Another example is that Volker Beckers, who is the former chief executive officer of npower, has become the chairman of the scrutiny committee of Her Majesty’s Revenue and Customs. During his time as the CEO of npower, it did not pay a penny in tax. How can this happen? Is there no scrutiny of these people? Is no one observing what is happening?
Why has this been allowed to happen? Lack of transparency and lack of knowing what is going on are the cause, and the Leader of the House—unfortunately, he is not in his place—must take responsibility for that. He is the man in charge. If he is not following up these things, they are his fault. He is the man who should fall on his sword, and we should get someone who is willing to do what is required.
We have a voluntary register at the moment. I have never been happy with anything voluntary that is to do with business. I have always believed that the register should be mandatory. Unless we make it mandatory and the process is done in a proper manner that we are happy with as a Parliament, we will end up with the same problems that we have today, and we will still have the same arguments.
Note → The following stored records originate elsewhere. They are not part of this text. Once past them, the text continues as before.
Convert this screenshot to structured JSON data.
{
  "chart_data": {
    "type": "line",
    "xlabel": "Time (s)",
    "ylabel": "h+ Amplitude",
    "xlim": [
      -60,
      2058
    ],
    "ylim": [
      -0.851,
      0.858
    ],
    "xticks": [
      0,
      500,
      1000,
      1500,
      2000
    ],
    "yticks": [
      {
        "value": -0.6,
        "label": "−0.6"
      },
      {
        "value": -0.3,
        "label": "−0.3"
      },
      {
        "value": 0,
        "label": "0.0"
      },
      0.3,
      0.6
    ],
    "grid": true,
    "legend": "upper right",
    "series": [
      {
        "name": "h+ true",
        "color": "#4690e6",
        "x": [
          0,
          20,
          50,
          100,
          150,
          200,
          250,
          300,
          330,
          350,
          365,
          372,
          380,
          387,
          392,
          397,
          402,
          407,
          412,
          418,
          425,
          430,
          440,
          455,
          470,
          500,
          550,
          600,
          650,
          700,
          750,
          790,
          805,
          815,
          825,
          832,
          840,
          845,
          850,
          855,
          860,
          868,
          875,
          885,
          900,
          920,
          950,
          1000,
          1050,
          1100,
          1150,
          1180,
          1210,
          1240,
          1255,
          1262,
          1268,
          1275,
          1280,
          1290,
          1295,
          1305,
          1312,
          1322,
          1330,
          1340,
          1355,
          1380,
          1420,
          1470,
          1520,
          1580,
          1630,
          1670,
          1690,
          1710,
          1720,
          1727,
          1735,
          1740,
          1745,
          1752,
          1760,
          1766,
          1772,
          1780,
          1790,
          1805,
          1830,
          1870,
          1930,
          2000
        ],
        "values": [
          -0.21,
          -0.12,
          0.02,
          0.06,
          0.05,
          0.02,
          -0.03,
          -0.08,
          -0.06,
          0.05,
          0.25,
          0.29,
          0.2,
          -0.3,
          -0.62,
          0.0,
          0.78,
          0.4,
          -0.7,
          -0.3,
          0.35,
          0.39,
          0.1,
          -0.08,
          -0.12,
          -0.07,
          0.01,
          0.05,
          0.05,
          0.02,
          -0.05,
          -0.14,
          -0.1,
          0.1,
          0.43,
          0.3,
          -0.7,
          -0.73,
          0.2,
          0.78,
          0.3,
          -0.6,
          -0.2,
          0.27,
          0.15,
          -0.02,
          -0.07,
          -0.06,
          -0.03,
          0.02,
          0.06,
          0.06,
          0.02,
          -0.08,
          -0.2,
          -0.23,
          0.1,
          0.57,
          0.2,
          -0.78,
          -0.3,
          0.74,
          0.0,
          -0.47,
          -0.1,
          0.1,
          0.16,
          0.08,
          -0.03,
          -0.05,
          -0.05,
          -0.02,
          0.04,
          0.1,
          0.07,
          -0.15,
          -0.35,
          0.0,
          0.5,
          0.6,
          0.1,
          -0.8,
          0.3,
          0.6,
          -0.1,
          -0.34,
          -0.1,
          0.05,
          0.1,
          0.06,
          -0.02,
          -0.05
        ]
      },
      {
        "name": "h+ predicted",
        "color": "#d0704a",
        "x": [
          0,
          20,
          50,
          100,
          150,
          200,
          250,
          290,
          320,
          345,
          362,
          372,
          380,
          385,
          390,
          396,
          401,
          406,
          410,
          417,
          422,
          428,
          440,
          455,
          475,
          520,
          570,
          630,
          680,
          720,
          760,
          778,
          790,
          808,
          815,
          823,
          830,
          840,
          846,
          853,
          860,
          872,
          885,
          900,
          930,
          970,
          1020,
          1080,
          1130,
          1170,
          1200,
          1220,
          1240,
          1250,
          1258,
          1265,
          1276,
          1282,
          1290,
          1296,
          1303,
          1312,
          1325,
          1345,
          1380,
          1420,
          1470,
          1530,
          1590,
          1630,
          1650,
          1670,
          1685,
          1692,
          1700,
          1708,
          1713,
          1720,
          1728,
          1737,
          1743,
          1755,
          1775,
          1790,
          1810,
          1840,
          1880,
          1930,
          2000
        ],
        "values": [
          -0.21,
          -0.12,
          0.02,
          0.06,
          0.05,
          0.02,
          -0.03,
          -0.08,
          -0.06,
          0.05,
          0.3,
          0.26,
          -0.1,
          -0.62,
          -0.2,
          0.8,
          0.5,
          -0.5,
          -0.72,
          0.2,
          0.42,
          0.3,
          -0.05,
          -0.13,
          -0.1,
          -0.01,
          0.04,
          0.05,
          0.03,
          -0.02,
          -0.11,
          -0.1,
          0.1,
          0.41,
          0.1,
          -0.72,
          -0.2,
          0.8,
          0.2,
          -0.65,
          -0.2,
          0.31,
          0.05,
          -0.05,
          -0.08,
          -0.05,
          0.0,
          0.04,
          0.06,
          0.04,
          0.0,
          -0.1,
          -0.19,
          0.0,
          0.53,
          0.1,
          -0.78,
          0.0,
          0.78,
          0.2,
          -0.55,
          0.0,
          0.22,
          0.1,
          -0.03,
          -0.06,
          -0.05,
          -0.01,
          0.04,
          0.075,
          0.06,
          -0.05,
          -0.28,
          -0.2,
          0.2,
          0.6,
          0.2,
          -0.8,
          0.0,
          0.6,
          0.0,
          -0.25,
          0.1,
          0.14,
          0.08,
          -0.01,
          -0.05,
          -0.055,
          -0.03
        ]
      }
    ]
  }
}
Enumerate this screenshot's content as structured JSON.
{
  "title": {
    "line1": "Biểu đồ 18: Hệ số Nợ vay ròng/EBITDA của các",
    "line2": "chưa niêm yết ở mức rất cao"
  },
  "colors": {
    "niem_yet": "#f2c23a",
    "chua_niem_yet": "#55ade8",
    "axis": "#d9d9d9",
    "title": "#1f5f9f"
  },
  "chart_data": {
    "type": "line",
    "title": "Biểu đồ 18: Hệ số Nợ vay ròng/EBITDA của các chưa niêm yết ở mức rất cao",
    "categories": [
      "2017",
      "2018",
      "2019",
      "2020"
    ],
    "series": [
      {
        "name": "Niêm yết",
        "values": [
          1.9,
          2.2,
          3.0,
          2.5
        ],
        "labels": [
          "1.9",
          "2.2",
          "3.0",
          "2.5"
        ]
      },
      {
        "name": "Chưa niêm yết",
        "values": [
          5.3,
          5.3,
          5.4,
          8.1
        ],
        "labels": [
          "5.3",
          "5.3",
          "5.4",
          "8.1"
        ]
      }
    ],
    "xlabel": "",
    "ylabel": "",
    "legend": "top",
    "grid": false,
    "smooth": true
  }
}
Let me register an interest as a member of Unite, although I have not received any money off it for some time—certainly not in this Parliament. That might be because I am not doing a good job—who knows? I like to think I have always been a good trade unionist. I believe in trade unionism. I believe in what trade unions do. I believe that trade unions fight for those who do not have the power to fight for themselves, and I do not believe that unions should be attacked any more than anybody else. It is amazing that we have a register for them. We have members lists but why do we not have a register of members of the Minister’s party? Should we therefore take on the Conservative party and disband it because it does not meet the rules? If we had a mandatory register, that would be the case, and I would be all for it.